After submitting to a number of literary magazines and journals, I finally received my first actual rejection letter. For some writers this might feel like a horrific failure, but I choose to see it as achieving a rite of passage. Up to this point, the type of rejection I’ve learned to deal with is the “we’re ignoring you, no response, your work is in the trash” kind of rejection. That dead silence stings more than most new writers think, yet I credit it for helping me develop the thick skin required by the industry.
I consider my rejection letter a victory not only because it is the first, but also because it came in response to my poetry. Over the last year and a half, I’ve steadily been writing poetry in the hopes of finding my voice in this medium. Through the outlet of my blog, I’ve been able to share this journey which ultimately culminated in my first submission to a poetry journal. I’m proud to say that my poetry made through at least two rounds of consideration on the first try.

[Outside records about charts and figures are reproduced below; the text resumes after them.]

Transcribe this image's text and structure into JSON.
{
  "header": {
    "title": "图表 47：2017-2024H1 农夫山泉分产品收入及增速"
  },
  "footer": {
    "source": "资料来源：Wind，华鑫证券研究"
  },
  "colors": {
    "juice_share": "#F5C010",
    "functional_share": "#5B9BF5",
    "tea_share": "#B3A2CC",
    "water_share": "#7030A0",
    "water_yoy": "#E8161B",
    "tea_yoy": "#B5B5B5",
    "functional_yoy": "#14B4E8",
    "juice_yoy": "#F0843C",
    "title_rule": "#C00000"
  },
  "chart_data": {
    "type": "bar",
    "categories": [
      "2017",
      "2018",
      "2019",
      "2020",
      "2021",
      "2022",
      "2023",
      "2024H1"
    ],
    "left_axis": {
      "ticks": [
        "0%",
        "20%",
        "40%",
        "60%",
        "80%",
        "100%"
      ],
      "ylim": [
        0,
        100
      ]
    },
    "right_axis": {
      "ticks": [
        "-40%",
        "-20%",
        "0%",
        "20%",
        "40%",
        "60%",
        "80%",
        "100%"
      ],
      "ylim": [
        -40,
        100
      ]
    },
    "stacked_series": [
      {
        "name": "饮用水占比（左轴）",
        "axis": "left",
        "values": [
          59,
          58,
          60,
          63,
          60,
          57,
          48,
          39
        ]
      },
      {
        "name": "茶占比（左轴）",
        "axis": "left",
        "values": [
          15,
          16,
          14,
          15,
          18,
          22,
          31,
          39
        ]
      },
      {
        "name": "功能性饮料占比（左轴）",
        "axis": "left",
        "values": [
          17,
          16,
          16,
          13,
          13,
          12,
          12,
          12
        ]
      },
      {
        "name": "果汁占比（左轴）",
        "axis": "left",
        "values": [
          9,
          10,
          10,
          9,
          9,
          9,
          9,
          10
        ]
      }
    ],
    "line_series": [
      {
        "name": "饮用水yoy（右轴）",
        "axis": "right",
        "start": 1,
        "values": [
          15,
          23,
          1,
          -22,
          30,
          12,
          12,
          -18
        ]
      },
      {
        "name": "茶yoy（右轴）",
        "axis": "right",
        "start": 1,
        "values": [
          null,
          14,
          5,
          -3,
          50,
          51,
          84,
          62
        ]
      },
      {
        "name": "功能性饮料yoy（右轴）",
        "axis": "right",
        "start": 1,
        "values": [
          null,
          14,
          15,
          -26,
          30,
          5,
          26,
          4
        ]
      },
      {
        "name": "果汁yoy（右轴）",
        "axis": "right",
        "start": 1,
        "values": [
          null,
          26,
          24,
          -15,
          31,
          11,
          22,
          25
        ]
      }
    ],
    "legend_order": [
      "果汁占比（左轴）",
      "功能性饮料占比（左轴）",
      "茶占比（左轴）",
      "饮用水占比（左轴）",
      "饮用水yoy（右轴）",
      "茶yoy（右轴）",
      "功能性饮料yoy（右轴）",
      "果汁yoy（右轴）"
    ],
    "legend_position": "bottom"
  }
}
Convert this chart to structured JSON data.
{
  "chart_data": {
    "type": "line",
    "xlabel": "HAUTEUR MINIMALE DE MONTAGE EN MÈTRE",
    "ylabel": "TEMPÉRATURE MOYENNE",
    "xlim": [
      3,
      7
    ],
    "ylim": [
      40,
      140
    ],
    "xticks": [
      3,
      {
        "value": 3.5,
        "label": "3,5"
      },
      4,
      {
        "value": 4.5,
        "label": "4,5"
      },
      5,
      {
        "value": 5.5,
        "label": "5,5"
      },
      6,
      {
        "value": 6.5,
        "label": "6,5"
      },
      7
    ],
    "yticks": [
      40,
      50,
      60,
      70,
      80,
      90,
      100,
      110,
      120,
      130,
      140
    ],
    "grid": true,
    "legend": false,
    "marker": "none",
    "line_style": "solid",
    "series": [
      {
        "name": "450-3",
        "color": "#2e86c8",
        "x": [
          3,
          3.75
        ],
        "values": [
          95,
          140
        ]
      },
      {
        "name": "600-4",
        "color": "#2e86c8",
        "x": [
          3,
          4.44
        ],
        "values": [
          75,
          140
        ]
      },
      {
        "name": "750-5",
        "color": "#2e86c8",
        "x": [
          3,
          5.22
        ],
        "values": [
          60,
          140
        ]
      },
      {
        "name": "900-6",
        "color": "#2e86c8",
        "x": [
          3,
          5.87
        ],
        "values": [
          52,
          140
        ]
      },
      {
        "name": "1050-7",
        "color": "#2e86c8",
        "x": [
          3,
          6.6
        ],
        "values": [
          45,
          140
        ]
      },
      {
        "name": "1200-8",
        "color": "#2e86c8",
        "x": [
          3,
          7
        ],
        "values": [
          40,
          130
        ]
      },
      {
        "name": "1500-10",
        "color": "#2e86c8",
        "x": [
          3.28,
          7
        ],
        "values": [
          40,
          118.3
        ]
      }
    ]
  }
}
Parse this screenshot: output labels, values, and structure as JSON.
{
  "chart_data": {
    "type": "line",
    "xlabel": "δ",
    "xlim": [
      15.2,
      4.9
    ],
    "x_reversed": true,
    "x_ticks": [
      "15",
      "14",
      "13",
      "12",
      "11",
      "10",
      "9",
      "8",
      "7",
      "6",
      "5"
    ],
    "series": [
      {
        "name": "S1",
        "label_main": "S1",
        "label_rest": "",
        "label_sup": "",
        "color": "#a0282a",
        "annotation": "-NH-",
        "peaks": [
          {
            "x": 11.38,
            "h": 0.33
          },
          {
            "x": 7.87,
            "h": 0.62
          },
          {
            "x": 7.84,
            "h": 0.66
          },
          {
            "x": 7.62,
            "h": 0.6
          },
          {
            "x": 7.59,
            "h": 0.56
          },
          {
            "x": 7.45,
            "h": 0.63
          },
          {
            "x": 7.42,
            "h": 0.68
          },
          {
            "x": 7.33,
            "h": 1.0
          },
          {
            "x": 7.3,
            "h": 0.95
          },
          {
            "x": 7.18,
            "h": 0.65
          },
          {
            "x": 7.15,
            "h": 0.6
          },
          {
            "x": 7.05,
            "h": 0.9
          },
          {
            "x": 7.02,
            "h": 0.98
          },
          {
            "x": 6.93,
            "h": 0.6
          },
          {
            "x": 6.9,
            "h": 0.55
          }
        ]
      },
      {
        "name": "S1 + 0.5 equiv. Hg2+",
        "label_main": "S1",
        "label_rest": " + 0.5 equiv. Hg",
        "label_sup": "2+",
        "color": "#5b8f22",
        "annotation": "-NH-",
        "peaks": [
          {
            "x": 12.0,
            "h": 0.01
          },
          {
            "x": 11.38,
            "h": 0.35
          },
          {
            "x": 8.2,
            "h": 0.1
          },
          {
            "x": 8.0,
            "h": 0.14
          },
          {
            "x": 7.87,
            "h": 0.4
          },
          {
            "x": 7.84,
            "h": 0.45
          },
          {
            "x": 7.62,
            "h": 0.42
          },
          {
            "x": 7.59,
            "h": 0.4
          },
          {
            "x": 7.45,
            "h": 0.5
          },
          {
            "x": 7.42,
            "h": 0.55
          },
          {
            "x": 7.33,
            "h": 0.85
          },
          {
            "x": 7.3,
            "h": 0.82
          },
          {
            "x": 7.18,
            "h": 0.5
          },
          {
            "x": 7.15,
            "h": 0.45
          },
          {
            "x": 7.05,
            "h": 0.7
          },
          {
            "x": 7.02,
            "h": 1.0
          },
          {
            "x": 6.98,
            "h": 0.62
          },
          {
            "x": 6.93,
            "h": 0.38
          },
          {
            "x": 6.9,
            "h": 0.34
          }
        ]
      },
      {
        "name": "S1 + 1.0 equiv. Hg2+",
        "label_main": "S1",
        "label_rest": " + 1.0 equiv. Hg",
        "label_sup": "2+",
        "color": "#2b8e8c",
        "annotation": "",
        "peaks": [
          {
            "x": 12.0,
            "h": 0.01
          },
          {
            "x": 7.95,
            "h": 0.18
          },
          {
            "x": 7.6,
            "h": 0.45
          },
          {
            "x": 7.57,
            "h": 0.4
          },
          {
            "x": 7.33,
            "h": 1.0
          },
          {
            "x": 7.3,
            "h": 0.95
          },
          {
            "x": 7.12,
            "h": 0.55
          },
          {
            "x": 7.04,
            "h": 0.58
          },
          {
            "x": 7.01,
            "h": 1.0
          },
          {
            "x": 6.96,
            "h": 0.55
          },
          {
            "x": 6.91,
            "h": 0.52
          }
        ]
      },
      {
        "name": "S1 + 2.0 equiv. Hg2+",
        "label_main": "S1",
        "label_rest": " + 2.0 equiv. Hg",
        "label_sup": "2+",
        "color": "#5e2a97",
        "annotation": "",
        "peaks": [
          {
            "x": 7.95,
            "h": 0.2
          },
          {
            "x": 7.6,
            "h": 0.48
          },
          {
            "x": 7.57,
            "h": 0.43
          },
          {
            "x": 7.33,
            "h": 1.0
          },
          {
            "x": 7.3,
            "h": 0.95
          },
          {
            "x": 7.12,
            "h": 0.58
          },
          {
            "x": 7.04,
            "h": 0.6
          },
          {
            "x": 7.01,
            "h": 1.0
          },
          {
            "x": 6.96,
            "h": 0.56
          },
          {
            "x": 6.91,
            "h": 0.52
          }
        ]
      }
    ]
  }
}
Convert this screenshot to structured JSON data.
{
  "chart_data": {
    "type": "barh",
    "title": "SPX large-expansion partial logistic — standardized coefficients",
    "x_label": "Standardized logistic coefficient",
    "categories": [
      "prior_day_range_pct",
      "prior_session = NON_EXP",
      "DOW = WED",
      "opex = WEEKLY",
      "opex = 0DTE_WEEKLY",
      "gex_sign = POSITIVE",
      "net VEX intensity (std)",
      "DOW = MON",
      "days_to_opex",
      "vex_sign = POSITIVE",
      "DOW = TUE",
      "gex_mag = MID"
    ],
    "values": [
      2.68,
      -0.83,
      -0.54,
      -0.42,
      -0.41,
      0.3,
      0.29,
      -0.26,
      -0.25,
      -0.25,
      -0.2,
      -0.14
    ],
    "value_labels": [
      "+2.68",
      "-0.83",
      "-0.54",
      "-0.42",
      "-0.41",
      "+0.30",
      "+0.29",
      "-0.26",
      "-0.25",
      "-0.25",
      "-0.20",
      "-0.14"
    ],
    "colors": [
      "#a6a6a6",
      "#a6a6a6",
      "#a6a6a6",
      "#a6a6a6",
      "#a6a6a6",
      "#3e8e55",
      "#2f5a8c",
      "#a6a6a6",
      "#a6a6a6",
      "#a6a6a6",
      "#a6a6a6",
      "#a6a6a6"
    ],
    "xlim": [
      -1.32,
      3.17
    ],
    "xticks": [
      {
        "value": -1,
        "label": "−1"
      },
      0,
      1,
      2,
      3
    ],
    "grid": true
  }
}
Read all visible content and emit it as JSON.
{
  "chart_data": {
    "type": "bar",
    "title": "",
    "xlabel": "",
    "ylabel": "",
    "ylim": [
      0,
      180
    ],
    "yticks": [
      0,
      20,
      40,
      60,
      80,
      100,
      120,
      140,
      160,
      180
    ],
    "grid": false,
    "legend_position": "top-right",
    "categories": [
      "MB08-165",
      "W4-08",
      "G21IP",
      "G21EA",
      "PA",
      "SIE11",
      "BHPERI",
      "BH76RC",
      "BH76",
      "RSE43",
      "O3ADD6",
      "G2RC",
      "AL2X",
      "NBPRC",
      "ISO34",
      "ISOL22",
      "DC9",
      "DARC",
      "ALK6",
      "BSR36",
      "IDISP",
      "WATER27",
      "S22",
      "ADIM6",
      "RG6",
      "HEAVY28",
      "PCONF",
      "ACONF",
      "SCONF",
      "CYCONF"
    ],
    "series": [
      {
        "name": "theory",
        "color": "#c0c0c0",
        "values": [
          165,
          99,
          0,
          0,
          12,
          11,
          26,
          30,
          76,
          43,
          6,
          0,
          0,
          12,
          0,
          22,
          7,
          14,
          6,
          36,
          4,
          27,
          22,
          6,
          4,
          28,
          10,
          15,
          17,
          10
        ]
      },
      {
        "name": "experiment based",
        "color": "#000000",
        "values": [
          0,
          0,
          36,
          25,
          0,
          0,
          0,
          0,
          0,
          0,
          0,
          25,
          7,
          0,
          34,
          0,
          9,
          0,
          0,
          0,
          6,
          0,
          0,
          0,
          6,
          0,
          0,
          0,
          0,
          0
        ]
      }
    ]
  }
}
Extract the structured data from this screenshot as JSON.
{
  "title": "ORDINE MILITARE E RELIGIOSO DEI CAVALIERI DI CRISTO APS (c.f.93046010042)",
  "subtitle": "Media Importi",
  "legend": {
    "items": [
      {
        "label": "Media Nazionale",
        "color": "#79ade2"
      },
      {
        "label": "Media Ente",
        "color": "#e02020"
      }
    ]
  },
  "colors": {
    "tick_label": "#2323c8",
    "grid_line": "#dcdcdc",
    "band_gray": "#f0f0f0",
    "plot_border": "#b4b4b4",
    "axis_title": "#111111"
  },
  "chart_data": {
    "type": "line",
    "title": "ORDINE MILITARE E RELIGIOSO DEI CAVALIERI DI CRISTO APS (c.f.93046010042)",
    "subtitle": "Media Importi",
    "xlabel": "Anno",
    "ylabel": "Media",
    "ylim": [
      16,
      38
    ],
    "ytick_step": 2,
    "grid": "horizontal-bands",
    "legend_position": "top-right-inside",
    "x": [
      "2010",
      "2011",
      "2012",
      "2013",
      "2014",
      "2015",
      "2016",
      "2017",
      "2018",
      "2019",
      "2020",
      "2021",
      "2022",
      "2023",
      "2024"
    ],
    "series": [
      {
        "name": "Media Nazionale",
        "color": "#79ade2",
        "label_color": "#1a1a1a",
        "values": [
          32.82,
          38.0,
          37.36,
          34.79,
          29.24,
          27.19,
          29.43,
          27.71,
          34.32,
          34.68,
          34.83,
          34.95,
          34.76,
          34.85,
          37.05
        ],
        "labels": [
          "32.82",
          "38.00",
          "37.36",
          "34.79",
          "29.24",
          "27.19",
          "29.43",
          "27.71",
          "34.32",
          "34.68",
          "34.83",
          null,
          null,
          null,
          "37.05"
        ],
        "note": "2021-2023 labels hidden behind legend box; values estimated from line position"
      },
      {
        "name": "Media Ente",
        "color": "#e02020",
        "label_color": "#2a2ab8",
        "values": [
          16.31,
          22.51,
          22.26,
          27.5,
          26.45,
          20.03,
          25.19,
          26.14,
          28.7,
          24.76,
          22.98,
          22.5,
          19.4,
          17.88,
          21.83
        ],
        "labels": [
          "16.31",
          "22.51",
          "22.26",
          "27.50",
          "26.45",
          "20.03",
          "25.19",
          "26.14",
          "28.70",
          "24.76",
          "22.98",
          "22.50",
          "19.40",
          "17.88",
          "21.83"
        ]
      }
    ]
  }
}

To go from never sharing my poems with anyone to receiving an actual rejection letter for my efforts has ironically boosted my self-confidence as a writer. I’m saving this letter much like an entrepreneur frames the first dollar and hangs it on the wall.
The letter may have sent my work to the cutting room floor, but it is also very encouraging. Rather than focus on the negative, I’m keeping my eye on key phrases such as, “liked your work” and “please consider submitting again.”
In effect, my gratitude goes to Wordrunner eChapbooks. The editors at this fine literary journal have catapulted me to the next level of my dream of getting published.